Year 2000 Just Around Corner

June 26, 1988|Dick Turpin

Whenever the year 2000 is mentioned--in print, in public agency reports and in everyday conversations--that magically numbered year leaves the impression of being a long way off.

But only less than a dozen years away, the countdown aura of the century's last year must be one of the most often used dates of our time.

The World Future Society's bimonthly magazine, The Futurist, predicts that Los Angeles will be among 25 of the world's largest cities in the year 2000, and that only six such mega-cities are projected to be in developed nations.

This city's present population of 3.2 million will grow to 4 million in the next 12 years, "while explosive urban growth in developing nations will continue relentlessly over the next decades," the publication reports.

Other, more conservative guesses for the city's total population by 2000 place the count at a mere 3.5 million.

If you feel crowded now, be patient. There's no letup ahead.

Such figures and the concerns they represent for the city's--and the area's--future, provide real fodder for immediate planning for the future, unlike the present emotional electioneering over growth issues.

Southern California's natural attractions, its diverse economy, its social service programs and its glamour, continue to beckon people from everywhere.

California Department of Finance data shows that l987 produced the largest one-year jump in population since the World War II year of 1943 and pushed the state's population to 27.6 million. The net migration total of 380,000 was the largest since 1942-43.

The state's 1987 increase of 662,000 people represented a growth of 2.5% over 1986, based on fiscal year tabulations, and showed a natural (more births than deaths) increase of 282,000, largest ever in the state.

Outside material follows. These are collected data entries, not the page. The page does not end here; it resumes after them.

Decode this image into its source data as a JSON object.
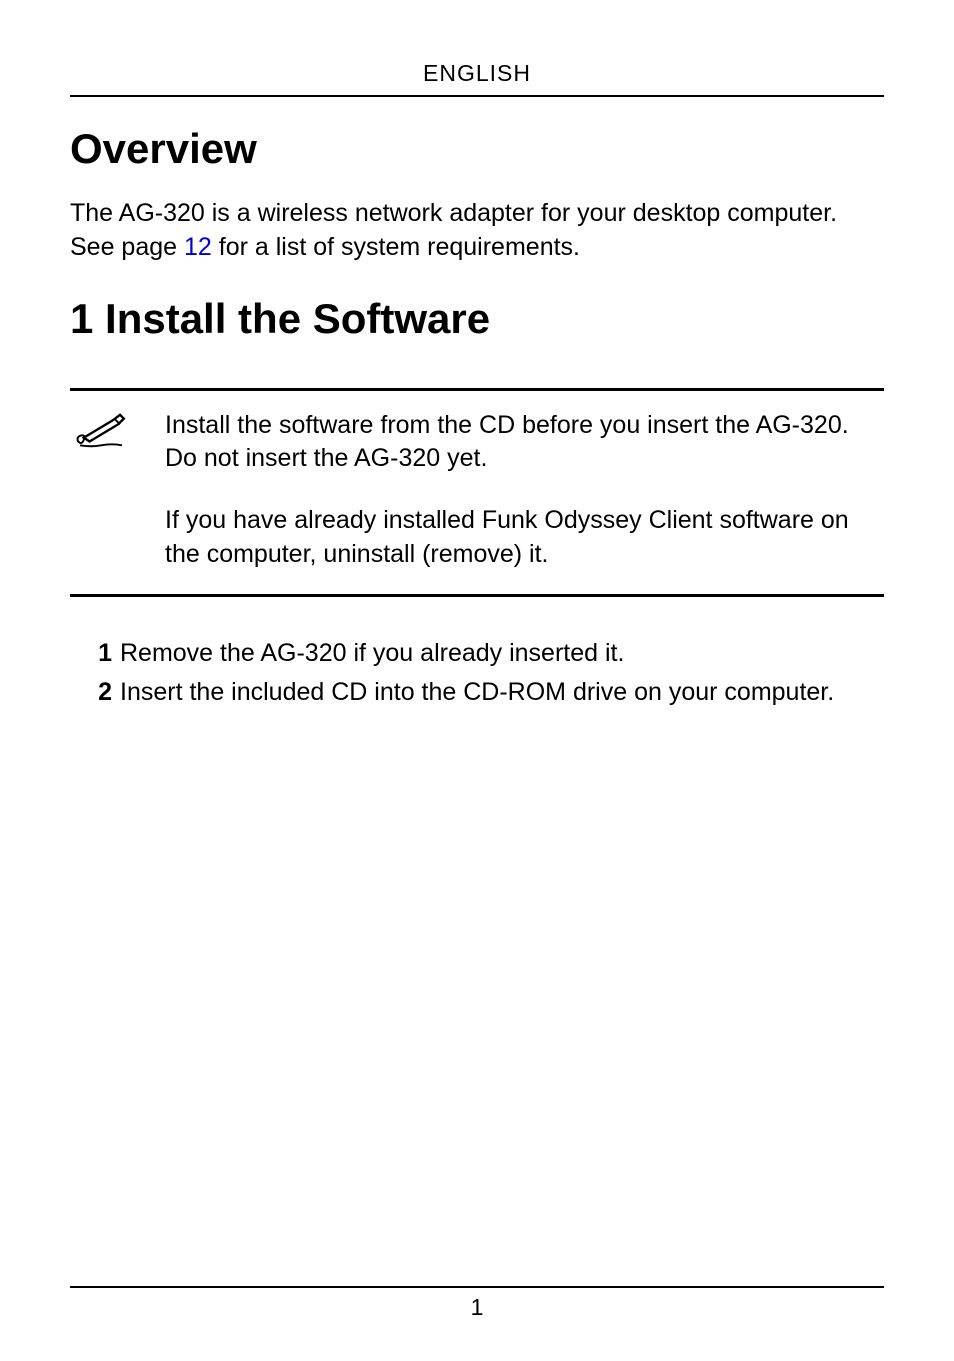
{
  "header": {
    "language": "ENGLISH"
  },
  "section_overview": {
    "title": "Overview",
    "para_before_link": "The AG-320 is a wireless network adapter for your desktop computer. See page ",
    "link_text": "12",
    "para_after_link": " for a list of system requirements."
  },
  "section_install": {
    "title": "1 Install the Software",
    "note_para1": "Install the software from the CD before you insert the AG-320. Do not insert the AG-320 yet.",
    "note_para2": "If you have already installed Funk Odyssey Client software on the computer, uninstall (remove) it.",
    "steps": [
      {
        "num": "1",
        "text": "Remove the AG-320 if you already inserted it."
      },
      {
        "num": "2",
        "text": "Insert the included CD into the CD-ROM drive on your computer."
      }
    ]
  },
  "footer": {
    "page_number": "1"
  }
}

Of course, Los Angeles County attracted the largest segment --153,000 newcomers--to push the county population to 8.4 million.

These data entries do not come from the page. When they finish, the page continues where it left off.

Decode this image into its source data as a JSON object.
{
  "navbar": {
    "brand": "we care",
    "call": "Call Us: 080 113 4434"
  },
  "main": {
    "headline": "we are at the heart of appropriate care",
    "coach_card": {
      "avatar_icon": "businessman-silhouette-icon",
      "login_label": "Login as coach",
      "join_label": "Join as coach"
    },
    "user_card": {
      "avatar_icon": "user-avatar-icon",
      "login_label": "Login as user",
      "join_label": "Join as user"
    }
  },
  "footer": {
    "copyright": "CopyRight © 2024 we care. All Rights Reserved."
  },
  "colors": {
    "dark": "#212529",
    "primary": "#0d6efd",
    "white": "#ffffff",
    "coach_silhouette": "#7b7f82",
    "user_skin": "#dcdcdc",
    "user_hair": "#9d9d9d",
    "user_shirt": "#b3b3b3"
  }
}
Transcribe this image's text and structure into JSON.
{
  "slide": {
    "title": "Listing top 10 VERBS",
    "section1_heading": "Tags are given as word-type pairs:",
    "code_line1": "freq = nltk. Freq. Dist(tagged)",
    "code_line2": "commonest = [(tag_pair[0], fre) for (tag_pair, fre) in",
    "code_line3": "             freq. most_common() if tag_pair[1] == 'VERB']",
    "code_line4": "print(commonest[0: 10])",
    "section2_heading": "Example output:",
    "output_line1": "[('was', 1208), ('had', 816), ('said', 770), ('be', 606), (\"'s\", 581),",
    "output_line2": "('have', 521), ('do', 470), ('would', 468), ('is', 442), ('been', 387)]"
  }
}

The department's report noted that two-thirds of the state's population increase took place in Los Angeles, Orange, Riverside, San Bernardino, San Diego and Sacramento counties.

We know that earthquakes, floods, fires, power outages, a crime wave, our dubious position as the drug capital, our perennial traffic congestion, unhealthful-air problems and lack of rapid transit, and now a drought alarm and even lackluster professional football teams, will not deter newcomers, either from other states or other nations.

So, what do we do? Since we are here already, where thousands of others seem to be headed, let's stay put, try to age gracefully and maybe buy more real estate.